When it comes to building long-term wealth, dividend stocks offer a powerful combination: steady income today and capital appreciation tomorrow. The key is choosing companies with durable earnings, disciplined management, and a clear path to growing payouts.
If you’re looking to lock in reliable passive income while positioning for growth, here are two TSX dividend stocks that appear to be compelling five-year holds.
Source: Getty Images
A high-quality asset manager at a discount
Brookfield Asset Management (TSX:BAM) has been caught in a broader sell-off across the asset management sector. Since early 2025, valuations have compressed as investors worry about fee pressure, rising costs, and intensifying competition. While these concerns are real, the market appears to be overlooking Brookfield’s underlying strength.
The company continues to deliver strong operational performance. In 2025, fee revenues climbed 17% to US$5.5 billion, while fee-related earnings rose 20% to US$3.1 billion, leading to distributable earnings — the cash flow that supports dividends — increasing by 14% to US$2.7 billion.
This distinction matters. Distributable earnings provide a clearer view of dividend sustainability than net income because distributable earnings exclude non-cash items and focus on real cash generation. For income-focused investors, that kind of growth is exactly what you want to see.
On a per-share basis, growth remains solid, with fee-related earnings up roughly 22%. Despite this, the stock trades around $59, down about 30% from its highs, pushing the dividend yield to an attractive 4.7%.
For long-term investors, this disconnect between price and performance creates opportunity. You’re effectively buying a globally diversified alternative asset manager — with exposure to infrastructure, real estate, and private equity — at a discounted valuation, while getting paid to wait.
A reliable dividend grower with steady upside
Manulife Financial (TSX:MFC) offers a different opportunity. As one of Canada’s largest insurers, it combines stable cash flows with consistent dividend growth.
After a recent pullback, Manulife trades near $47 per share, with a price-to-earnings (P/E) ratio of about 11 — a reasonable valuation for a company expected to grow earnings per share by roughly 9% annually over the next couple of years.
More importantly for income investors, Manulife continues to reward shareholders. The company just raised its dividend by about 10% last month, in line with its decade-long track record of similar growth. At current prices, the stock yields approximately 4.1%.
This consistency is what makes Manulife particularly attractive for a five-year horizon. Its business model — spanning insurance, wealth management, and strong exposure to Asian markets — provides both stability and growth potential.
As earnings expand, dividends will likely follow. That means investors benefit from both rising income and potential share price appreciation over time.
Why these stocks belong in a five-year portfolio
Both Brookfield Asset Management and Manulife Financial share a critical trait: they support reliably growing dividends.
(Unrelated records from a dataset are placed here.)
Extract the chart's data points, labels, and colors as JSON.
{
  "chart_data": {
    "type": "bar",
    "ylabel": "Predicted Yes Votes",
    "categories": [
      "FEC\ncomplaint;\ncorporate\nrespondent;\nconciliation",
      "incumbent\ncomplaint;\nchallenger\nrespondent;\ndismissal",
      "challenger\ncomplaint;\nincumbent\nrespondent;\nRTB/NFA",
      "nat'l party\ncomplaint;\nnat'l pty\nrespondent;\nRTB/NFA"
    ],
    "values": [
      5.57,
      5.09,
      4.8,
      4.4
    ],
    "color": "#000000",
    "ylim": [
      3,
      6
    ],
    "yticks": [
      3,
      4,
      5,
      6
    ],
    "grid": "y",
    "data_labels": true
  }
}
Brookfield offers higher growth potential with some volatility, while Manulife provides steadier, more predictable returns. Together, they create a balanced approach to income investing — blending yield, growth, and resilience.
Investor takeaway
For investors seeking dependable passive income and long-term upside, Brookfield Asset Management and Manulife Financial seem to be smart five-year holds. With attractive yields, solid fundamentals, and room for dividend growth, these stocks are well-positioned to reward patient investors.